The Beverly Hills Main Post Office is a textbook example of the Renaissance Revival style. The front elevation is marked by alternately arched and triangle-pedimented windows, and a rusticated terracotta beltcourse and quoining. The lobby is finished with marble veneer, and has a verde marble floor. Several Treasury Section of Fine Arts murals are placed in the public lobby.

LOCAL CONTEXT

Beverly Hills is an incorporated city of 32,000 located in the western portion of Los Angeles County. Famous worldwide as a wealthy residential enclave within the Los Angeles metropolis, the city was founded by the Rodeo Land and Water Company as "City for the Swell" and incorporated in 1914.

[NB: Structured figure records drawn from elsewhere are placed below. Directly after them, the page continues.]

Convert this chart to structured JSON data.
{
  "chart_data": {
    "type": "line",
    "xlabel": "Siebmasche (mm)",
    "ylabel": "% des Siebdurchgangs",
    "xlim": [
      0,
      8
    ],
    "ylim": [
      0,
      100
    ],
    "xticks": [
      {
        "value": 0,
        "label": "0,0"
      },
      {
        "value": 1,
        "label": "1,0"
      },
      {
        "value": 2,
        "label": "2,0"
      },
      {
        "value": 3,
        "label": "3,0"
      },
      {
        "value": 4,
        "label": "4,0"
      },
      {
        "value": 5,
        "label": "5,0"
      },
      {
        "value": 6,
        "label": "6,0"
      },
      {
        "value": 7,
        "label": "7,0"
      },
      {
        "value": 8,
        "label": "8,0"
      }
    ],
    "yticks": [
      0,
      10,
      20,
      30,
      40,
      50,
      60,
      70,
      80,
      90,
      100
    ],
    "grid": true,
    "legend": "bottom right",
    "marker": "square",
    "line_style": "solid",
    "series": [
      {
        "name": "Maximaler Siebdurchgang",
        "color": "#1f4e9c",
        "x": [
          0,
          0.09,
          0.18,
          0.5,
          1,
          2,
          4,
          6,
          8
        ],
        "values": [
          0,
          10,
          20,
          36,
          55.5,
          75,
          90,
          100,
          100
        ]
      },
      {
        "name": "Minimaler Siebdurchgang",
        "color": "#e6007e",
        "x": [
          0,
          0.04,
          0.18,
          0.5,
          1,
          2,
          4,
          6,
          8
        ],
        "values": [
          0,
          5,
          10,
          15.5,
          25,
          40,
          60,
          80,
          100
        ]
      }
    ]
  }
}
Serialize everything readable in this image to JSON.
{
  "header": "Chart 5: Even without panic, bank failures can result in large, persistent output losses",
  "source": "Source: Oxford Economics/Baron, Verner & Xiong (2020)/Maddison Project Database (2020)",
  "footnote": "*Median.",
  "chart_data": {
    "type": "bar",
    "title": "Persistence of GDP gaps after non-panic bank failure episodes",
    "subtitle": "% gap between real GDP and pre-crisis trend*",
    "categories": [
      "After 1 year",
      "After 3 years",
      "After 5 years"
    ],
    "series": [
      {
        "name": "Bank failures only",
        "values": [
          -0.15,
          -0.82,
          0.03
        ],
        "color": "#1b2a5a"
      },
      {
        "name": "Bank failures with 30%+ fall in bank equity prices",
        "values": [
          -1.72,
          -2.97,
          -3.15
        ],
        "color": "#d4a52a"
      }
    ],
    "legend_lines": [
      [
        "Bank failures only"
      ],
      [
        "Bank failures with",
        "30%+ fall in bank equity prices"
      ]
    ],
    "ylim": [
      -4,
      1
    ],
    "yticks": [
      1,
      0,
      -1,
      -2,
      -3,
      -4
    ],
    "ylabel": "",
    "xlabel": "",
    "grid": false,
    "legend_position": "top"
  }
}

Will Rogers, in a 1930 letter to Secretary of the Treasury Andrew Mellon, asked for a new Beverly Hills post office, as "...we are getting a lot of mail out here now, and they are handling it in a tent". Whatever real impact his request had, he is locally credited with winning the new facility from Washington, D.C.

Directly east of the post office site is the Beverly Hills City Hall- a classic Spanish Renaissance structure built in 1932 and designed by William J. Gage in a magnificent style not typical of those Depression-era days.

No known archaeologic resources exist within or adjacent to the subject property. Subsurface investigation or additional research does not appear justified.